One other tax-advantaged vehicle finding favor: master limited partnerships (MLPs), which have become more popular in these ultralow interest rate times due to the higher yields investors can earn vs. those on Treasury bonds, bank CDs, or money-market accounts. In developing oil and gas pipelines and other assets, MLPs may operate at a loss for the first few years and incur a lot of depreciation costs, which reduce net earnings.As a result, MLPs are likely to generate free cash flow in excess of earnings, which is treated as a return of capital, on which taxes are deferred until the owner sells the units. Roughly 80% of MLP distributions generally are classified as returns of capital. MLP Yield Spreads

And where yields on another popular tax-advantaged vehicle, real estate investment trusts, are currently at around 2% to 4%, yields on pipeline MLPs are 7% to 8%, having doubled over the past year, says Charles Goldblum, president of New York investment firm Hurley Capital. Yield spreads on MLPs vs. the 10-year Treasury note have widened from 2% in late 2008 to about 5.75% recently, while historically MLPs have traded with less market turmoil than the 10-year note. The primary tax benefit of owning an MLP is that you defer payment of taxes on the portion of the annual distribution that's considered return of capital but receive the entire annual distribution to offset living expenses or invest in other assets.
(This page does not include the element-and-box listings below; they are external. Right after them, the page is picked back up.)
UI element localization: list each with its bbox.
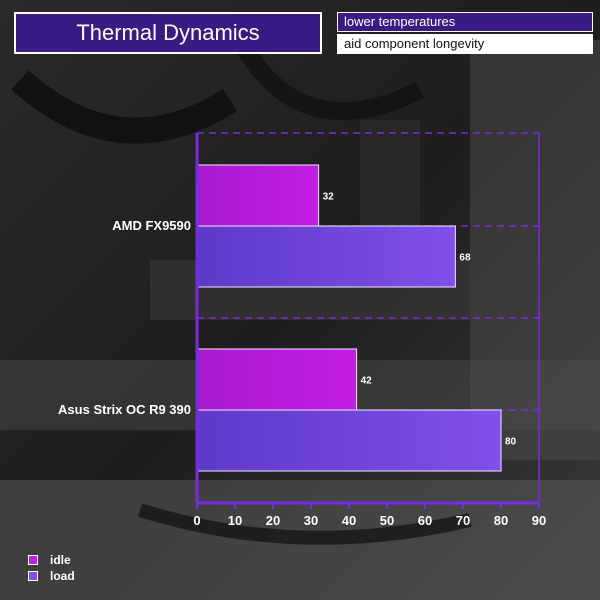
bar-load-0 [197,225,456,288]
x-tick-label-0: 0 [193,513,200,528]
legend-item-load: load [28,569,75,583]
category-label-1: Asus Strix OC R9 390 [58,402,191,417]
x-tick-label-6: 60 [418,513,432,528]
data-label-idle-1: 42 [361,376,373,387]
x-tick-label-5: 50 [380,513,394,528]
x-tick-label-9: 90 [532,513,546,528]
x-tick-label-2: 20 [266,513,280,528]
x-tick-label-7: 70 [456,513,470,528]
data-label-load-0: 68 [459,253,471,264]
x-tick-label-8: 80 [494,513,508,528]
bar-chart: 32 42 68 80 AMD FX9590 Asus Strix OC R9 390 0 1… [58,132,546,528]
legend-swatch-idle [28,555,38,565]
x-tick-label-3: 30 [304,513,318,528]
x-tick-label-4: 40 [342,513,356,528]
category-label-0: AMD FX9590 [112,218,191,233]
legend-label-load: load [50,569,75,583]
data-label-load-1: 80 [505,437,517,448]
bar-idle-1 [197,348,358,411]
legend-label-idle: idle [50,553,71,567]
data-label-idle-0: 32 [323,192,335,203]
legend-swatch-load [28,571,38,581]
x-tick-label-1: 10 [228,513,242,528]
bar-load-1 [197,409,502,472]
legend-item-idle: idle [28,553,71,567]
bar-idle-0 [197,164,320,227]
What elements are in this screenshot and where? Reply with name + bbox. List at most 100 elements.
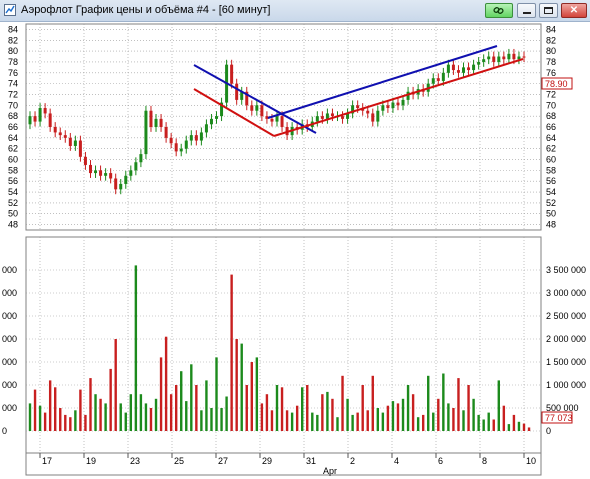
volume-bar bbox=[28, 403, 32, 431]
volume-bar bbox=[129, 394, 133, 431]
minimize-button[interactable] bbox=[517, 3, 536, 18]
candle-body bbox=[149, 110, 153, 127]
volume-tick-right: 0 bbox=[546, 426, 551, 436]
candle-body bbox=[144, 110, 148, 155]
volume-tick-right: 2 000 000 bbox=[546, 334, 586, 344]
candle-body bbox=[275, 116, 279, 122]
volume-tick-right: 1 500 000 bbox=[546, 357, 586, 367]
volume-bar bbox=[285, 410, 289, 431]
volume-bar bbox=[240, 343, 243, 431]
volume-bar bbox=[512, 414, 516, 431]
volume-bar bbox=[265, 394, 269, 431]
candle-body bbox=[194, 135, 198, 141]
volume-bar bbox=[109, 368, 112, 431]
close-button[interactable]: ✕ bbox=[561, 3, 587, 18]
price-tick-left: 50 bbox=[8, 209, 18, 219]
link-button[interactable] bbox=[485, 3, 513, 18]
date-tick-label: 19 bbox=[86, 456, 96, 466]
volume-bar bbox=[94, 394, 97, 431]
volume-bar bbox=[48, 380, 52, 431]
candle-body bbox=[53, 127, 57, 133]
volume-bar bbox=[432, 412, 435, 431]
price-tick-left: 60 bbox=[8, 155, 18, 165]
volume-bar bbox=[457, 378, 460, 431]
candle-body bbox=[456, 70, 460, 73]
candle-body bbox=[341, 116, 345, 119]
volume-bar bbox=[54, 387, 57, 431]
price-tick-right: 68 bbox=[546, 111, 556, 121]
candle-body bbox=[68, 137, 72, 146]
candle-body bbox=[94, 170, 98, 174]
volume-bar bbox=[290, 412, 294, 431]
candle-body bbox=[179, 148, 183, 152]
last-price-value: 78.90 bbox=[545, 79, 568, 89]
price-tick-left: 82 bbox=[8, 35, 18, 45]
candle-body bbox=[472, 64, 476, 71]
maximize-button[interactable] bbox=[539, 3, 558, 18]
candle-body bbox=[139, 154, 143, 163]
candle-body bbox=[431, 78, 435, 84]
volume-bar bbox=[371, 375, 374, 431]
price-volume-chart[interactable]: 8484828280807878767674747272707068686666… bbox=[0, 22, 590, 479]
price-tick-left: 66 bbox=[8, 122, 18, 132]
candle-body bbox=[134, 162, 138, 171]
volume-bar bbox=[517, 421, 521, 431]
volume-bar bbox=[331, 398, 334, 431]
candle-body bbox=[436, 78, 440, 81]
price-tick-right: 54 bbox=[546, 187, 556, 197]
candle-body bbox=[441, 72, 445, 81]
volume-bar bbox=[79, 389, 82, 431]
volume-bar bbox=[154, 398, 158, 431]
volume-bar bbox=[381, 412, 385, 431]
volume-bar bbox=[452, 408, 455, 431]
volume-tick-left: 000 bbox=[2, 288, 17, 298]
volume-bar bbox=[59, 408, 62, 431]
volume-bar bbox=[64, 414, 67, 431]
date-tick-label: 10 bbox=[526, 456, 536, 466]
candle-body bbox=[199, 132, 203, 141]
price-tick-right: 84 bbox=[546, 24, 556, 34]
volume-tick-right: 2 500 000 bbox=[546, 311, 586, 321]
volume-bar bbox=[497, 380, 500, 431]
volume-bar bbox=[69, 417, 72, 431]
volume-bar bbox=[114, 339, 117, 431]
date-axis-frame bbox=[25, 452, 542, 476]
price-tick-right: 60 bbox=[546, 155, 556, 165]
volume-bar bbox=[311, 412, 314, 431]
candle-body bbox=[235, 83, 239, 100]
price-tick-right: 78 bbox=[546, 57, 556, 67]
price-tick-left: 58 bbox=[8, 165, 18, 175]
volume-bar bbox=[321, 394, 324, 431]
price-tick-left: 78 bbox=[8, 57, 18, 67]
volume-bar bbox=[260, 403, 264, 431]
price-tick-left: 52 bbox=[8, 198, 18, 208]
candle-body bbox=[215, 116, 219, 119]
chart-area[interactable]: 8484828280807878767674747272707068686666… bbox=[0, 22, 590, 479]
volume-bar bbox=[462, 410, 465, 431]
candle-body bbox=[124, 175, 128, 184]
price-tick-right: 56 bbox=[546, 176, 556, 186]
volume-bar bbox=[180, 371, 183, 431]
candle-body bbox=[381, 105, 385, 111]
candle-body bbox=[522, 56, 526, 58]
price-tick-left: 62 bbox=[8, 144, 18, 154]
volume-bar bbox=[205, 380, 208, 431]
price-tick-left: 56 bbox=[8, 176, 18, 186]
volume-bar bbox=[43, 412, 47, 431]
chart-app-icon bbox=[4, 4, 16, 16]
candle-body bbox=[83, 156, 87, 165]
volume-bar bbox=[467, 385, 470, 431]
candle-body bbox=[38, 108, 42, 122]
candle-body bbox=[63, 135, 67, 138]
volume-bar bbox=[472, 398, 475, 431]
volume-bar bbox=[124, 412, 127, 431]
candle-body bbox=[401, 99, 405, 106]
volume-bar bbox=[356, 412, 359, 431]
volume-bar bbox=[250, 362, 253, 431]
volume-bar bbox=[351, 414, 354, 431]
price-tick-left: 70 bbox=[8, 100, 18, 110]
volume-bar bbox=[316, 414, 319, 431]
minimize-icon bbox=[522, 12, 531, 14]
volume-axis: 3 500 000 3 000 000 2 500 000 2 000 000 1 50… bbox=[546, 265, 586, 436]
date-tick-label: 27 bbox=[218, 456, 228, 466]
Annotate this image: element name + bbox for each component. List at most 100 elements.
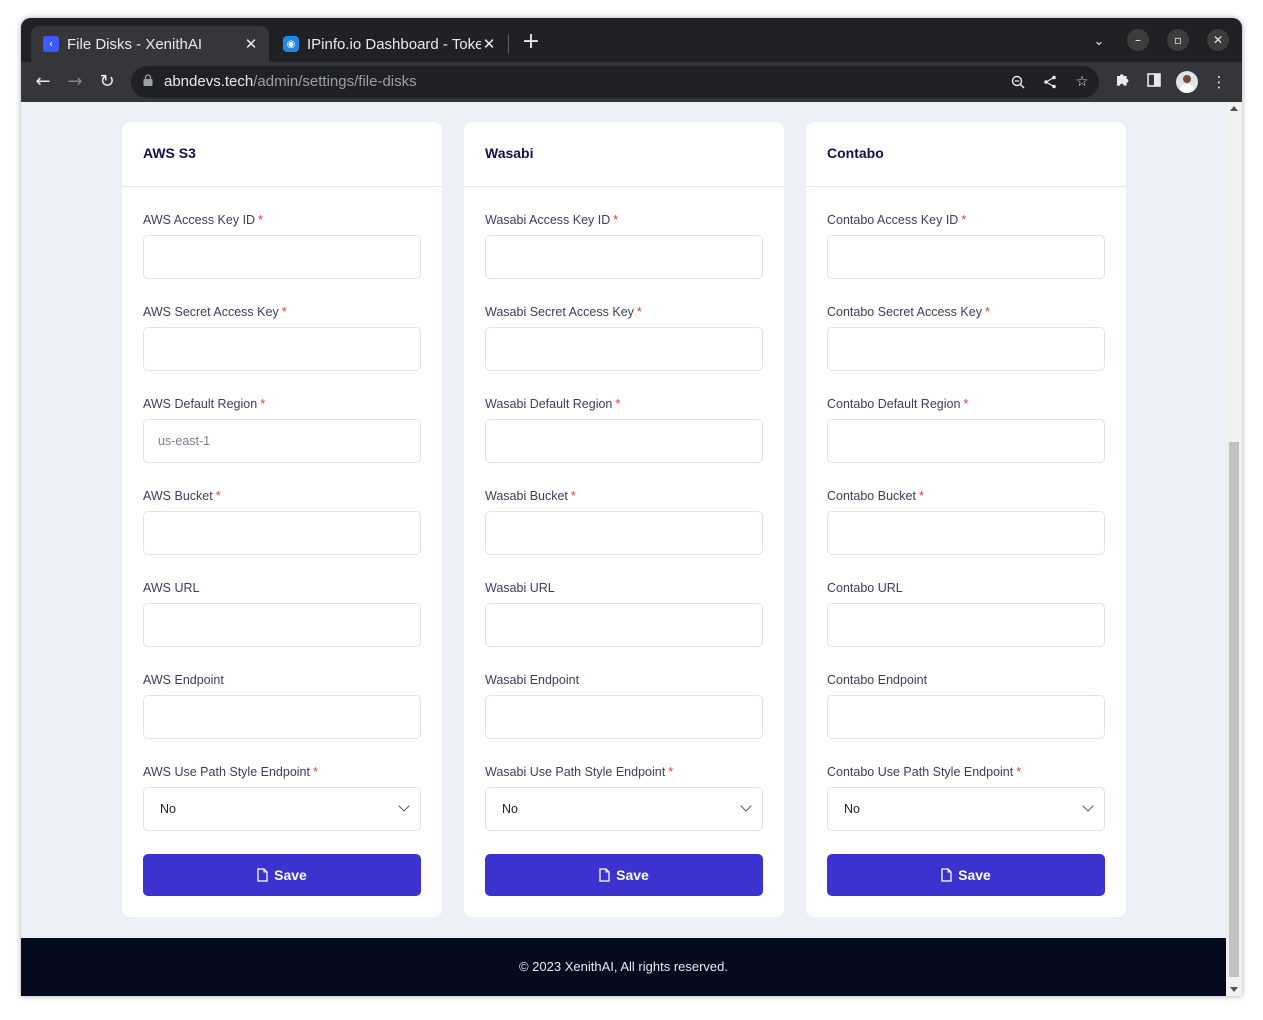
aws-bucket-input[interactable] (143, 511, 421, 555)
copyright-text: © 2023 XenithAI, All rights reserved. (518, 959, 729, 974)
ipinfo-logo-icon: ◉ (283, 36, 299, 52)
kebab-menu-icon[interactable]: ⋮ (1209, 72, 1229, 92)
card-wasabi: Wasabi Wasabi Access Key ID * Wasabi Secr… (464, 122, 784, 917)
zoom-icon[interactable] (1008, 72, 1028, 92)
field-label: Contabo Bucket * (827, 489, 924, 503)
card-title: Contabo (827, 145, 884, 161)
new-tab-button[interactable]: + (521, 30, 541, 54)
scroll-down-arrow-icon[interactable] (1230, 987, 1238, 992)
field-label: Wasabi Secret Access Key * (485, 305, 642, 319)
wasabi-save-button[interactable]: Save (485, 854, 763, 896)
field-label: Contabo Default Region * (827, 397, 969, 411)
tab-strip: ‹ File Disks - XenithAI ✕ ◉ IPinfo.io Da… (21, 18, 1242, 62)
card-contabo: Contabo Contabo Access Key ID * Contabo S… (806, 122, 1126, 917)
minimize-button[interactable]: – (1127, 29, 1149, 51)
extensions-icon[interactable] (1112, 72, 1132, 92)
select-value: No (502, 802, 518, 816)
forward-button[interactable]: → (63, 70, 87, 94)
wasabi-url-field: Wasabi URL (485, 579, 763, 647)
chevron-down-icon (398, 800, 410, 812)
save-label: Save (274, 867, 307, 883)
field-label: AWS Bucket * (143, 489, 221, 503)
page-content: AWS S3 AWS Access Key ID * AWS Secret Acc… (21, 102, 1226, 996)
aws-path-style-select[interactable]: No (143, 787, 421, 831)
aws-secret-key-input[interactable] (143, 327, 421, 371)
contabo-region-input[interactable] (827, 419, 1105, 463)
contabo-secret-key-input[interactable] (827, 327, 1105, 371)
contabo-path-style-select[interactable]: No (827, 787, 1105, 831)
maximize-button[interactable]: ▫ (1167, 29, 1189, 51)
close-tab-icon[interactable]: ✕ (243, 35, 259, 53)
chevron-down-icon (740, 800, 752, 812)
contabo-save-button[interactable]: Save (827, 854, 1105, 896)
aws-endpoint-input[interactable] (143, 695, 421, 739)
profile-avatar[interactable] (1176, 71, 1198, 93)
field-label: AWS URL (143, 581, 200, 595)
browser-toolbar: ← → ↻ abndevs.tech/admin/settings/file-d… (21, 62, 1242, 102)
aws-save-button[interactable]: Save (143, 854, 421, 896)
scroll-up-arrow-icon[interactable] (1230, 106, 1238, 111)
wasabi-endpoint-field: Wasabi Endpoint (485, 671, 763, 739)
wasabi-access-key-input[interactable] (485, 235, 763, 279)
file-icon (941, 868, 952, 882)
scrollbar-thumb[interactable] (1229, 442, 1239, 977)
tab-title: IPinfo.io Dashboard - Toke (307, 35, 481, 53)
side-panel-icon[interactable] (1144, 72, 1164, 92)
close-window-button[interactable]: ✕ (1207, 29, 1229, 51)
tab-search-icon[interactable]: ⌄ (1089, 30, 1109, 54)
field-label: Contabo Secret Access Key * (827, 305, 990, 319)
share-icon[interactable] (1040, 72, 1060, 92)
card-aws-s3: AWS S3 AWS Access Key ID * AWS Secret Acc… (122, 122, 442, 917)
file-icon (257, 868, 268, 882)
aws-access-key-input[interactable] (143, 235, 421, 279)
aws-region-input[interactable] (143, 419, 421, 463)
aws-url-input[interactable] (143, 603, 421, 647)
field-label: Contabo Access Key ID * (827, 213, 967, 227)
wasabi-path-style-field: Wasabi Use Path Style Endpoint * No (485, 763, 763, 831)
wasabi-bucket-field: Wasabi Bucket * (485, 487, 763, 555)
contabo-bucket-input[interactable] (827, 511, 1105, 555)
card-header: AWS S3 (122, 122, 442, 187)
reload-button[interactable]: ↻ (95, 70, 119, 94)
aws-url-field: AWS URL (143, 579, 421, 647)
wasabi-secret-key-field: Wasabi Secret Access Key * (485, 303, 763, 371)
wasabi-region-input[interactable] (485, 419, 763, 463)
field-label: Wasabi Endpoint (485, 673, 580, 687)
contabo-secret-key-field: Contabo Secret Access Key * (827, 303, 1105, 371)
contabo-url-input[interactable] (827, 603, 1105, 647)
back-button[interactable]: ← (31, 70, 55, 94)
field-label: Wasabi URL (485, 581, 555, 595)
contabo-endpoint-input[interactable] (827, 695, 1105, 739)
address-bar[interactable]: abndevs.tech/admin/settings/file-disks ☆ (131, 66, 1099, 98)
field-label: AWS Secret Access Key * (143, 305, 287, 319)
save-label: Save (958, 867, 991, 883)
contabo-bucket-field: Contabo Bucket * (827, 487, 1105, 555)
url-path: /admin/settings/file-disks (253, 73, 417, 90)
contabo-endpoint-field: Contabo Endpoint (827, 671, 1105, 739)
wasabi-url-input[interactable] (485, 603, 763, 647)
wasabi-access-key-field: Wasabi Access Key ID * (485, 211, 763, 279)
close-tab-icon[interactable]: ✕ (481, 35, 497, 53)
wasabi-secret-key-input[interactable] (485, 327, 763, 371)
wasabi-endpoint-input[interactable] (485, 695, 763, 739)
wasabi-bucket-input[interactable] (485, 511, 763, 555)
save-label: Save (616, 867, 649, 883)
wasabi-path-style-select[interactable]: No (485, 787, 763, 831)
url-text: abndevs.tech/admin/settings/file-disks (164, 73, 417, 90)
tab-ipinfo[interactable]: ◉ IPinfo.io Dashboard - Toke ✕ (271, 26, 507, 62)
field-label: Contabo Endpoint (827, 673, 928, 687)
field-label: Wasabi Use Path Style Endpoint * (485, 765, 674, 779)
browser-window: ‹ File Disks - XenithAI ✕ ◉ IPinfo.io Da… (21, 18, 1242, 996)
contabo-access-key-field: Contabo Access Key ID * (827, 211, 1105, 279)
aws-endpoint-field: AWS Endpoint (143, 671, 421, 739)
select-value: No (160, 802, 176, 816)
page-footer: © 2023 XenithAI, All rights reserved. (21, 938, 1226, 996)
contabo-access-key-input[interactable] (827, 235, 1105, 279)
bookmark-star-icon[interactable]: ☆ (1072, 72, 1092, 92)
vertical-scrollbar[interactable] (1226, 102, 1242, 996)
aws-secret-key-field: AWS Secret Access Key * (143, 303, 421, 371)
tab-file-disks[interactable]: ‹ File Disks - XenithAI ✕ (31, 26, 269, 62)
field-label: AWS Endpoint (143, 673, 224, 687)
contabo-path-style-field: Contabo Use Path Style Endpoint * No (827, 763, 1105, 831)
url-domain: abndevs.tech (164, 73, 254, 90)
Each distribution lowers the owner's cost basis on the MLP. If an investor's total annual distribution is $2 per unit and 80% of that is return of capital, which is deferred, he pays taxes only on 40¢ of each unit's income right now. Unlike capital gains, these distributions are taxed as ordinary income. The advantage is that by deferring the bulk of the taxes into the future, if you hold the units for a very long time you're likely to be in a lower tax bracket and taxed accordingly, says John Cusick, an analyst at Oppenheimer (OPY) who covers MLPs. MLPs are a preferred way to get exposure to the fixed-income market without being saddled with low yields or undue interest rate risk that comes with Treasury bonds. That said, the stock performance of these partnerships is linked to the return on the 10-year Treasury bond more than anything else, adds Goldblum at Hurley. Loss Drawback

One drawback of MLPs is that any net loss when they're sold is considered passive under the U.S. tax code, which means it can't be used to offset income from other sources but must be carried forward and offset against future income from the same partnership. MLPs that build natural gas and oil pipelines or storage facilities are a safer bet than those that actually produce oil or gas because pipeline and storage capacity is leased at fixed rates through long-term contracts that generate cash regardless of fluctuations in energy prices. The cash flow of energy-producing MLPs rises or falls according to oil or gas prices. When energy prices go up, MLP yields typically follow, says Goldblum. Tax benefits of MLPs are even better when it comes to estate planning since on the owner's death they receive a step-up in cost basis where the value of the unit becomes the market value on the date of death. This eliminates capital-gains and deferred taxes on previous distributions when the assets pass to the owner's beneficiaries. Outside of MLPs and REITs, dividend-paying stocks offer investors tax-advantaged income, too, since their payouts are taxed at the qualified dividend rate of 15%, the same as capital gains. As always, tax-conscious investors must track developments in Washington, D.C. As of 2011, tax rates on both dividends and capital gains are scheduled to go back up to where they were before the Bush tax cuts of earlier this decade. That means that the window of opportunity for investors looking for a break could be closing soon.